Standard business practices for large-scale data analysis is based on the notion of an “Enterprise Data Warehouse” (EDW) queried by “Business Intelligence” (BI) software. BI tools produce reports and interactive interfaces that summarize data via basic aggregation functions (e.g., counts and averages) over various hierarchical breakdowns of the data.
Traditionally, a carefully designed EDW is considered to have a central role in good IT practice. The design and evolution of a comprehensive EDW schema serves as the rallying point for disciplined data integration within a large enterprise, rationalizing the outputs and representations of all business processes. The resulting database serves as the repository of record for critical business functions.
The conceptual and computational centrality of the EDW makes it a mission-critical, expensive resource, used for serving data intensive reports targeted at executive decision-makers. It is traditionally controlled by a dedicated IT staﬀ that, not only maintains the system, but jealously controls access to ensure that executives can rely on a high quality of service. While EDW is still valid, a number of factors are pushing towards a very diﬀerent philosophy for large-scale data management in the enterprise.
First, storage is now so cheap that small subgroups within an enterprise can develop an isolated database of astonishing scale within their discretionary budget. The world’s largest data warehouse from just over a decade ago can be stored on less than 20 commodity disks priced at under $100 today.
Meanwhile, the number of massive-scale data sources in an enterprise has grown remarkably: massive databases arise today even from single sources like clickstreams, software logs, email and discussion forum archives, etc. Finally, the value of data analysis has entered common culture, with numerous companies showing how sophisticated data analysis leads to cost savings and even direct revenue. The end result of these opportunities is a grassroots move to collect and leverage data in multiple organizational units.
While this has many beneﬁts in fostering eﬃciency and data-driven culture, it adds to the force of data decentralization that data warehousing is supposed to combat.
In this changed climate of widespread, large-scale data collection, there is a premium on what its called MAD analysis skills. The acronym arises from three aspects of the new environment:
Magnetic: Traditional EDW approaches “repel” new data sources, discouraging their incorporation until they are carefully cleansed and integrated. Given the ubiquity of data in modern organizations, a data ware-house can keep pace today only by being “magnetic”: attracting all the data sources that crop up within an organization regardless of data quality niceties.
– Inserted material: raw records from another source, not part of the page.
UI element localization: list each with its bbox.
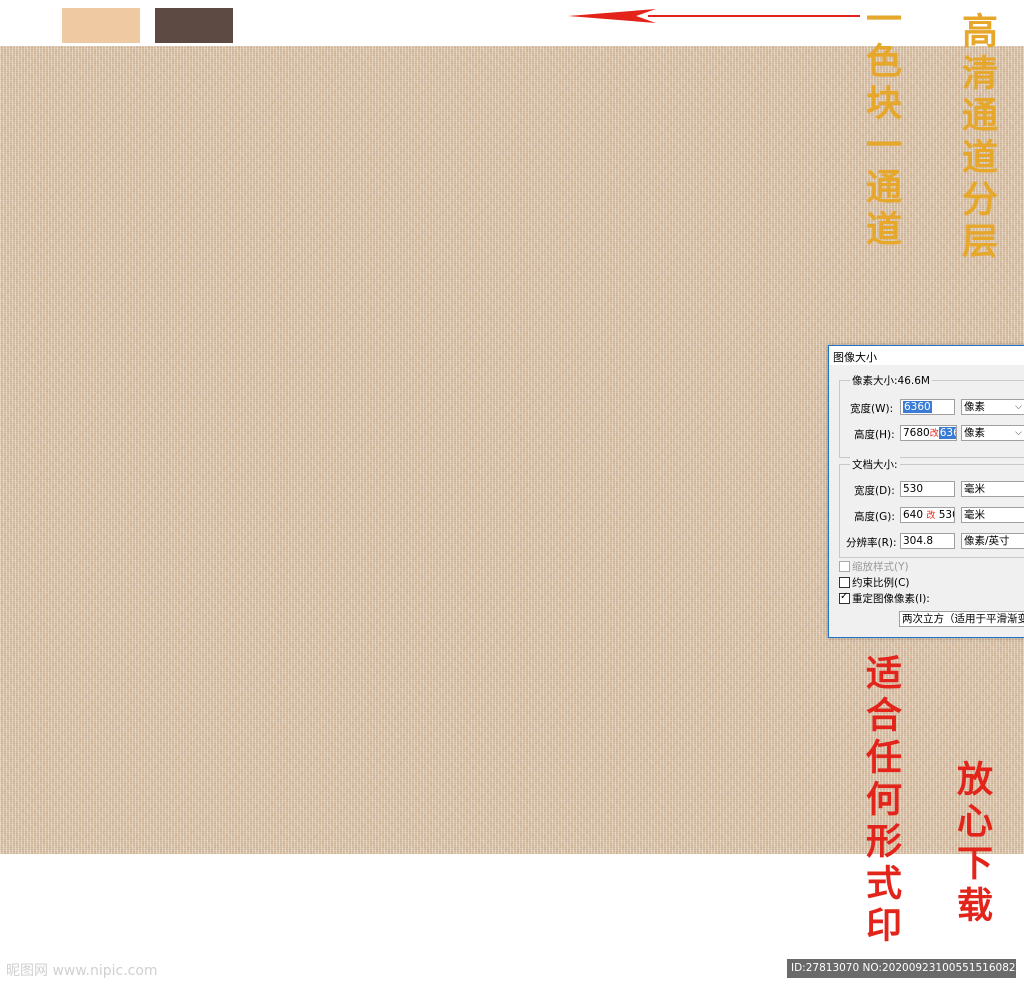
doc-height-input[interactable]: 640 改 530	[900, 507, 955, 523]
image-id-bar: ID:27813070 NO:20200923100551516082	[787, 959, 1016, 978]
pixel-dimensions-group: 像素大小:46.6M 宽度(W): 6360 像素 ⌵ 高度(H): 7680改6…	[839, 373, 1024, 458]
pixel-width-value: 6360	[903, 401, 932, 413]
resolution-unit-select[interactable]: 像素/英寸	[961, 533, 1024, 549]
pixel-width-unit-select[interactable]: 像素 ⌵	[961, 399, 1024, 415]
dialog-titlebar[interactable]: 图像大小	[829, 346, 1024, 365]
annotation-right-gold: 高清通道分层	[956, 12, 998, 264]
dialog-title: 图像大小	[833, 351, 877, 364]
document-size-legend: 文档大小:	[850, 457, 900, 472]
resample-method-select[interactable]: 两次立方（适用于平滑渐变	[899, 611, 1024, 627]
doc-width-unit-select[interactable]: 毫米	[961, 481, 1024, 497]
color-swatch-dark	[155, 8, 233, 43]
document-size-group: 文档大小: 宽度(D): 530 毫米 高度(G): 640 改 530 毫米 …	[839, 457, 1024, 558]
pixel-width-label: 宽度(W):	[850, 403, 894, 415]
doc-width-label: 宽度(D):	[854, 485, 895, 497]
resample-method-value: 两次立方（适用于平滑渐变	[902, 613, 1024, 625]
doc-height-change-mark: 改	[926, 511, 936, 521]
left-arrow-icon	[568, 9, 860, 23]
scale-styles-checkbox[interactable]	[839, 561, 850, 572]
pixel-height-old: 7680	[903, 427, 930, 439]
annotation-left-gold: 一色块一通道	[860, 0, 902, 252]
pixel-height-unit-select[interactable]: 像素 ⌵	[961, 425, 1024, 441]
resample-image-checkbox[interactable]: ✓	[839, 591, 850, 604]
constrain-proportions-label: 约束比例(C)	[852, 577, 910, 589]
doc-height-old: 640	[903, 509, 924, 521]
doc-height-label: 高度(G):	[854, 511, 895, 523]
pixel-width-input[interactable]: 6360	[900, 399, 955, 415]
resolution-input[interactable]: 304.8	[900, 533, 955, 549]
annotation-left-red: 适合任何形式印	[860, 654, 902, 948]
doc-width-value: 530	[903, 483, 924, 495]
annotation-right-red: 放心下载	[951, 760, 993, 928]
pixel-dimensions-legend: 像素大小:46.6M	[850, 373, 932, 388]
checkmark-icon: ✓	[840, 591, 849, 602]
resolution-value: 304.8	[903, 535, 934, 547]
pixel-height-label: 高度(H):	[854, 429, 895, 441]
resample-image-label: 重定图像像素(I):	[852, 593, 930, 605]
pixel-height-input[interactable]: 7680改6360	[900, 425, 957, 441]
color-swatch-light	[62, 8, 140, 43]
pixel-height-value: 6360	[938, 427, 956, 439]
pixel-width-unit: 像素	[964, 401, 985, 413]
doc-height-unit: 毫米	[964, 509, 985, 521]
pixel-height-change-mark: 改	[929, 429, 939, 439]
doc-height-unit-select[interactable]: 毫米	[961, 507, 1024, 523]
scale-styles-label: 缩放样式(Y)	[852, 561, 909, 573]
resolution-label: 分辨率(R):	[846, 537, 897, 549]
constrain-proportions-checkbox[interactable]	[839, 577, 850, 588]
chevron-down-icon: ⌵	[1015, 402, 1022, 412]
doc-height-value: 530	[938, 509, 954, 521]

Agile: Data Warehousing orthodoxy is based on longrange, careful design and planning. Given growing numbers of data sources and increasingly sophisticated and mission-critical data analyses, a modern warehouse must instead allow analysts to easily ingest, digest, produce and adapt data at a rapid pace. This requires a database whose physical and logical contents can be in continuous rapid evolution.
Deep: Modern data analyses involve increasingly sophisticated statistical methods that go well beyond the rollups and drilldowns of traditional BI. Moreover, analysts often need to see both the forest and the trees inrunning these algorithms – they want to study enormous datasets without resorting to samples and extracts. The modern data warehouse should serve both as a deep data repository and as a sophisticated algorithmic runtime engine. As noted by Varian, there is a growing premium on analysts with MAD skills in data analysis. These are often highly trained statisticians, who may have strong software skills but would typically rather focus on deep data analysis than database management. They need to be complemented by MAD approaches to data warehouse design and database system infrastructure. These goals raise interesting challenges that are diﬀerent than the traditional focus in the data warehousing research and industry.